Over the weekend, the Library fielded a team for the Police Dodgeball Tournament to help raise money for the Special Olympics. Our team, The Artful Dodgers, had a lot of fun. Games were won and lost, and at the end of the day we brought in $400 to go towards helping athletes compete in the Special Olympics by paying for uniforms, training and hotel rooms, among other things.
As team captain, I wanted to learn more about the Special Olympics, especially the history of the organization. As it happens, there’s a fascinating new book at the library, Rosemary: The Hidden Kennedy Daughter by Kate Clifford Larson, about the life of Rosemary Kennedy, sister of Eunice Kennedy Shriver, who helped found the Special Olympics.
Rosemary Kennedy was the third child of Joseph Kennedy, Sr. and Rose Fitzgerald. Problems during her birth caused Rosemary to be deprived of oxygen for a prolonged period of time, which lead to her having intellectual disabilities. As a young child, Rosemary was sent to special schools, but as Larson recounts through Rosemary’s own letters and notes, she struggled to fit in with her family and please her parents. As she grew older she began to act out, sometimes violently, and so a a decision was made to have Rosemary undergo a new kind of medical procedure called a lobotomy, with the hopes that it would help calm her moods. The procedure was a disaster and left Rosemary permanently disabled. She was placed in an institution in Wisconsin and remained there for decades.

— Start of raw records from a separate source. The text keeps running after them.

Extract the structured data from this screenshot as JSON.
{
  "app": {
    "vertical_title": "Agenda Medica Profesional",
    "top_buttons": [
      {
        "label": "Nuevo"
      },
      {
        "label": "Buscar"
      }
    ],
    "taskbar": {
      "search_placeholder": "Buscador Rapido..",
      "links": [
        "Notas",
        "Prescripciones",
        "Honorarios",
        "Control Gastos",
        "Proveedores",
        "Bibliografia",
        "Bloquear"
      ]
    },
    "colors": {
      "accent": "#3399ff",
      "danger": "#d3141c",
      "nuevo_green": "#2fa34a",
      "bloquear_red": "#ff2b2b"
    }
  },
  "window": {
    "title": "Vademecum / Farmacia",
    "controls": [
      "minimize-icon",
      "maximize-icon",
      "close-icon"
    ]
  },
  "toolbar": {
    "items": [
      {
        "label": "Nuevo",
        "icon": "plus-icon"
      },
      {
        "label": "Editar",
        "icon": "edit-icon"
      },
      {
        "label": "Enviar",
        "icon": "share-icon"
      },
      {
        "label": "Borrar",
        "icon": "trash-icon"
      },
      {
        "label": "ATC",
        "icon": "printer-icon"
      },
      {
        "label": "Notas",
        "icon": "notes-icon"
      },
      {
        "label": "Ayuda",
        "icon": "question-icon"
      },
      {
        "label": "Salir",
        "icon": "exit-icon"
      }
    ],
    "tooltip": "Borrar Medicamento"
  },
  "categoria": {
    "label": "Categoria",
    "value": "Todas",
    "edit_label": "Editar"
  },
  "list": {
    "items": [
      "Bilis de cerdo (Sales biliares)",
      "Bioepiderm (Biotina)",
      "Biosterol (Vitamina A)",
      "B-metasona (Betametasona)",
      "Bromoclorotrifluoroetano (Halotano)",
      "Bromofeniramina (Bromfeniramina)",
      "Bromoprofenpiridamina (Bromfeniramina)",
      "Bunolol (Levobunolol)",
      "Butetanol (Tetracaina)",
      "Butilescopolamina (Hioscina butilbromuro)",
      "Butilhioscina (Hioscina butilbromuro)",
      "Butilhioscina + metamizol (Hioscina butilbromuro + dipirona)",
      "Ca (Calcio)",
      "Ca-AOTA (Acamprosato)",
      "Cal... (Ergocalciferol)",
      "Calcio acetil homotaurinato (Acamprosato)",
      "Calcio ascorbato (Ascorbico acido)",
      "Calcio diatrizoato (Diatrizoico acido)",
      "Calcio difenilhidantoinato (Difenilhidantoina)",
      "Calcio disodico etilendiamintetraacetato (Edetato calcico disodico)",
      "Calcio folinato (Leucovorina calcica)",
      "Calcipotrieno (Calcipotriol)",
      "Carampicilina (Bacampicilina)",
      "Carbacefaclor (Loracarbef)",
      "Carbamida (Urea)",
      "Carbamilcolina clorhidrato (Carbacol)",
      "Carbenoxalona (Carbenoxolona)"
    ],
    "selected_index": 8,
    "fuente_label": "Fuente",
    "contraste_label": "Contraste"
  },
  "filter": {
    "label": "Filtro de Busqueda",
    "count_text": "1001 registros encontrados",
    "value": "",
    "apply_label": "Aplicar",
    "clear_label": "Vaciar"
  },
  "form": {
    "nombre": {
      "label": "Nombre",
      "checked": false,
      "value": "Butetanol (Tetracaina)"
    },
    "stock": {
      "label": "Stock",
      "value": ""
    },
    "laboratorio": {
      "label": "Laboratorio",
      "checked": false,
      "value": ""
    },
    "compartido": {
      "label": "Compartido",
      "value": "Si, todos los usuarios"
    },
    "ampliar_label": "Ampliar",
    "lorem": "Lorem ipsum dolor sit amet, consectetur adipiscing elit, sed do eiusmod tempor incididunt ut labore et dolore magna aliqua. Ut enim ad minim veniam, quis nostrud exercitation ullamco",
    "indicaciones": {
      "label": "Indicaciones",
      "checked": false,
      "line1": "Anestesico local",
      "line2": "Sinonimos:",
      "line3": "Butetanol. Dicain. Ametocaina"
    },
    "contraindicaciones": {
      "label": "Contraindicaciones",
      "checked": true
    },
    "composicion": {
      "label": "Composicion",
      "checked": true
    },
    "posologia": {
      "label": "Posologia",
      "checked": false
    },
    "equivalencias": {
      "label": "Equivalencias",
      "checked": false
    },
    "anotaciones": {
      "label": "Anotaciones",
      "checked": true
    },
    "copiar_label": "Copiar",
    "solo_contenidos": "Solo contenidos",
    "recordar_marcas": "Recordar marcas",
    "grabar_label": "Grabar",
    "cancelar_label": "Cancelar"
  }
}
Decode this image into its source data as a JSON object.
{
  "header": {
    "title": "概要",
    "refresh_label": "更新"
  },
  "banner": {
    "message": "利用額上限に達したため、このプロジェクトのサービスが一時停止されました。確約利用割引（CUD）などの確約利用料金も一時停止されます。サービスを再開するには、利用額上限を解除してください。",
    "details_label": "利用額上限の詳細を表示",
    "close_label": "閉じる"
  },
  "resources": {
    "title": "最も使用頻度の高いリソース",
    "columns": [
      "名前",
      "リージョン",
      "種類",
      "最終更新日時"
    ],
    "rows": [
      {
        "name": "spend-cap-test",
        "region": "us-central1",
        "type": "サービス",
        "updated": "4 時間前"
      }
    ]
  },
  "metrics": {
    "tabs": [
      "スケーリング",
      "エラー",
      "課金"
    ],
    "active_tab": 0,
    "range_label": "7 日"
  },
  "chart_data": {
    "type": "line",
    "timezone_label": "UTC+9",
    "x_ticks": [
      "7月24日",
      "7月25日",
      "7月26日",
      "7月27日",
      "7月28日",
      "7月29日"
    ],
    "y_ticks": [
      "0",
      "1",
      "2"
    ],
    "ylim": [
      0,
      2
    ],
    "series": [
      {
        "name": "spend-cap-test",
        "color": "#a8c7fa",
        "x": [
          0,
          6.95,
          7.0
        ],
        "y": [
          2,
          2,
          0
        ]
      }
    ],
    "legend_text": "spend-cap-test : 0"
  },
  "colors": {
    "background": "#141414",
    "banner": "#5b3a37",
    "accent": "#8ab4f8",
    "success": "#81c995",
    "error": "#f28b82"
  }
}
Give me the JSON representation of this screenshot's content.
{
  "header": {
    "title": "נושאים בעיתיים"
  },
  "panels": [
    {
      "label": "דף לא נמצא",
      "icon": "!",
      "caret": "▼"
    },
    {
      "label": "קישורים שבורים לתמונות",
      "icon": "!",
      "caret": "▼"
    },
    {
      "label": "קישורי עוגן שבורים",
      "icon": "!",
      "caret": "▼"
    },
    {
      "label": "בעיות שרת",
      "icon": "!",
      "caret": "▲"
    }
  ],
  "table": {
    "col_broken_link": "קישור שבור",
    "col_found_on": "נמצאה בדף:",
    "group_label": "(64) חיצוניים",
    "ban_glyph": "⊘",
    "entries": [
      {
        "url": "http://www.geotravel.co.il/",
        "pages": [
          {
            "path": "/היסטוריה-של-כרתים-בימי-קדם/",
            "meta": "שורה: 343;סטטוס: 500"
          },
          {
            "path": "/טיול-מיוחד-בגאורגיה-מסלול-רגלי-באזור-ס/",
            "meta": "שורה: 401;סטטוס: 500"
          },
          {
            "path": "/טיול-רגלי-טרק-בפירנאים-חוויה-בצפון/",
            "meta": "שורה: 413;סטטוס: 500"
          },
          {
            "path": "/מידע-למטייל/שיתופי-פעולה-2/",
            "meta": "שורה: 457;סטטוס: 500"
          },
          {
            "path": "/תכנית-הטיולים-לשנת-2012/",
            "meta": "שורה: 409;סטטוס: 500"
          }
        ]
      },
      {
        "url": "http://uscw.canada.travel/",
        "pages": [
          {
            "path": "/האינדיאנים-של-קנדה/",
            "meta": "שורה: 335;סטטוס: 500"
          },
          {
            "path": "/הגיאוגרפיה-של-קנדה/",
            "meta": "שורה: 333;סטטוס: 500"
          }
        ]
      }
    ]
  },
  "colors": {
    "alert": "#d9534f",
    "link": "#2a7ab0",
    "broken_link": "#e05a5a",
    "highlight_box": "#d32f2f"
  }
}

The one bright spot in this story is how Rosemary’s younger sister Eunice became inspired by her sister’s tragic life and became an advocate for children’s health and disability issues. Eunice lobbied her father and her bother, then President Kennedy, to fund research and establish the National Institute of Child Health and Human Development. In 1962 Eunice founded Camp Shriver, which eventually evolved into the Special Olympics.
Today, more than 4 million athletes are involved in Special Olympics sports training and competition in 180 countries. Programs are offered free of charge, so fundraising events, like the dodgeball tournament, are crucial for helping Special Olympians attend the games and compete.